The coefficients are energy ratios describing the conversion from mechanical to electrical energy or vice versa.
k² is the ratio of energy stored (mechanical or electrical) to energy (mechanical or electrical) applied.

Other important parameters are the Young's modulus Y (describing the elastic properties of the material) and the relative dielectric coefficients (permittivity) e (describing the capacitance of the material).

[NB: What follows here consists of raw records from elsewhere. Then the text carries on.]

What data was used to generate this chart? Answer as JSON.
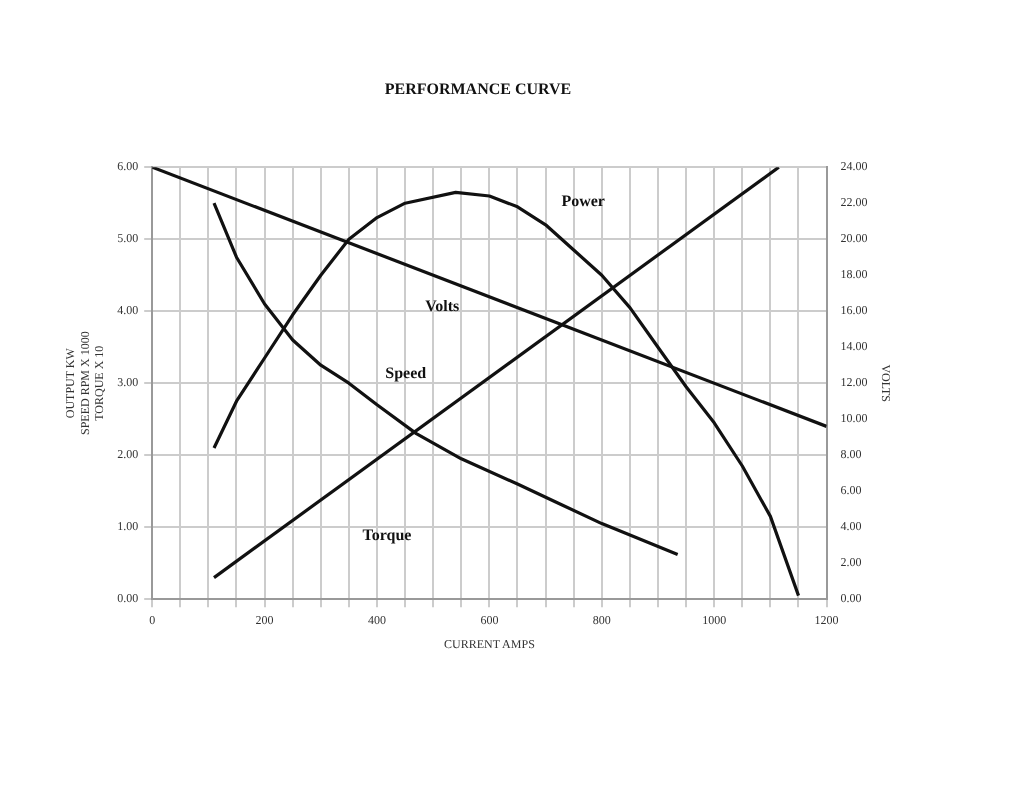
{
  "chart_data": {
    "type": "line",
    "title": "PERFORMANCE CURVE",
    "xlabel": "CURRENT AMPS",
    "ylabel": "OUTPUT KW\nSPEED RPM X 1000\nTORQUE X 10",
    "y2label": "VOLTS",
    "xlim": [
      0,
      1200
    ],
    "xticks": [
      0,
      {
        "value": 50,
        "label": null
      },
      {
        "value": 100,
        "label": null
      },
      {
        "value": 150,
        "label": null
      },
      200,
      {
        "value": 250,
        "label": null
      },
      {
        "value": 300,
        "label": null
      },
      {
        "value": 350,
        "label": null
      },
      400,
      {
        "value": 450,
        "label": null
      },
      {
        "value": 500,
        "label": null
      },
      {
        "value": 550,
        "label": null
      },
      600,
      {
        "value": 650,
        "label": null
      },
      {
        "value": 700,
        "label": null
      },
      {
        "value": 750,
        "label": null
      },
      800,
      {
        "value": 850,
        "label": null
      },
      {
        "value": 900,
        "label": null
      },
      {
        "value": 950,
        "label": null
      },
      1000,
      {
        "value": 1050,
        "label": null
      },
      {
        "value": 1100,
        "label": null
      },
      {
        "value": 1150,
        "label": null
      },
      1200
    ],
    "ylim": [
      0,
      6
    ],
    "yticks": [
      {
        "value": 0,
        "label": "0.00"
      },
      {
        "value": 1,
        "label": "1.00"
      },
      {
        "value": 2,
        "label": "2.00"
      },
      {
        "value": 3,
        "label": "3.00"
      },
      {
        "value": 4,
        "label": "4.00"
      },
      {
        "value": 5,
        "label": "5.00"
      },
      {
        "value": 6,
        "label": "6.00"
      }
    ],
    "y2lim": [
      0,
      24
    ],
    "y2ticks": [
      {
        "value": 0,
        "label": "0.00"
      },
      {
        "value": 2,
        "label": "2.00"
      },
      {
        "value": 4,
        "label": "4.00"
      },
      {
        "value": 6,
        "label": "6.00"
      },
      {
        "value": 8,
        "label": "8.00"
      },
      {
        "value": 10,
        "label": "10.00"
      },
      {
        "value": 12,
        "label": "12.00"
      },
      {
        "value": 14,
        "label": "14.00"
      },
      {
        "value": 16,
        "label": "16.00"
      },
      {
        "value": 18,
        "label": "18.00"
      },
      {
        "value": 20,
        "label": "20.00"
      },
      {
        "value": 22,
        "label": "22.00"
      },
      {
        "value": 24,
        "label": "24.00"
      }
    ],
    "grid": true,
    "legend": false,
    "marker": "none",
    "line_style": "solid",
    "series": [
      {
        "name": "Power",
        "color": "#111111",
        "x": [
          110,
          150,
          200,
          250,
          300,
          350,
          400,
          450,
          540,
          600,
          650,
          700,
          750,
          800,
          850,
          900,
          950,
          1000,
          1050,
          1100,
          1150
        ],
        "values": [
          2.1,
          2.75,
          3.35,
          3.95,
          4.5,
          5.0,
          5.3,
          5.5,
          5.65,
          5.6,
          5.45,
          5.2,
          4.85,
          4.5,
          4.05,
          3.5,
          2.95,
          2.45,
          1.85,
          1.15,
          0.05
        ]
      },
      {
        "name": "Volts",
        "color": "#111111",
        "axis": "y2",
        "x": [
          0,
          1200
        ],
        "values": [
          24,
          9.6
        ]
      },
      {
        "name": "Speed",
        "color": "#111111",
        "x": [
          110,
          150,
          200,
          250,
          300,
          350,
          400,
          470,
          550,
          650,
          718,
          800,
          935
        ],
        "values": [
          5.5,
          4.75,
          4.1,
          3.6,
          3.25,
          3.0,
          2.7,
          2.3,
          1.95,
          1.6,
          1.35,
          1.05,
          0.62
        ]
      },
      {
        "name": "Torque",
        "color": "#111111",
        "x": [
          110,
          1115
        ],
        "values": [
          0.3,
          6.0
        ]
      }
    ]
  }
}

To link electrical and mechanical quantities double subscripts (e.g. d_ij) are introduced. The first subscript gives the direction of the excitation, the second describes the direction of the system response.

Example:
d₃₃ applies when the electric field is along the polarization axis (direction 3) and the strain (deflection) is along the same axis. d₃₁ applies if the electric field is in the same direction as before, but the strain is in the 1 axis (orthogonal to the polarization axis)

In addition the superscripts "S, T, E, D" are introduced. They describe an electrical or mechanical boundary condition.

Definition:
S = strain = constant (mechanically clamped)
T = stress = constant (not clamped)
E = field = constant (short circuit)
D = electrical displacement = constant (open circuit)

The individual piezoelectric parameters are related by several equations that are not explained here because they are not important for the user of piezo actuators.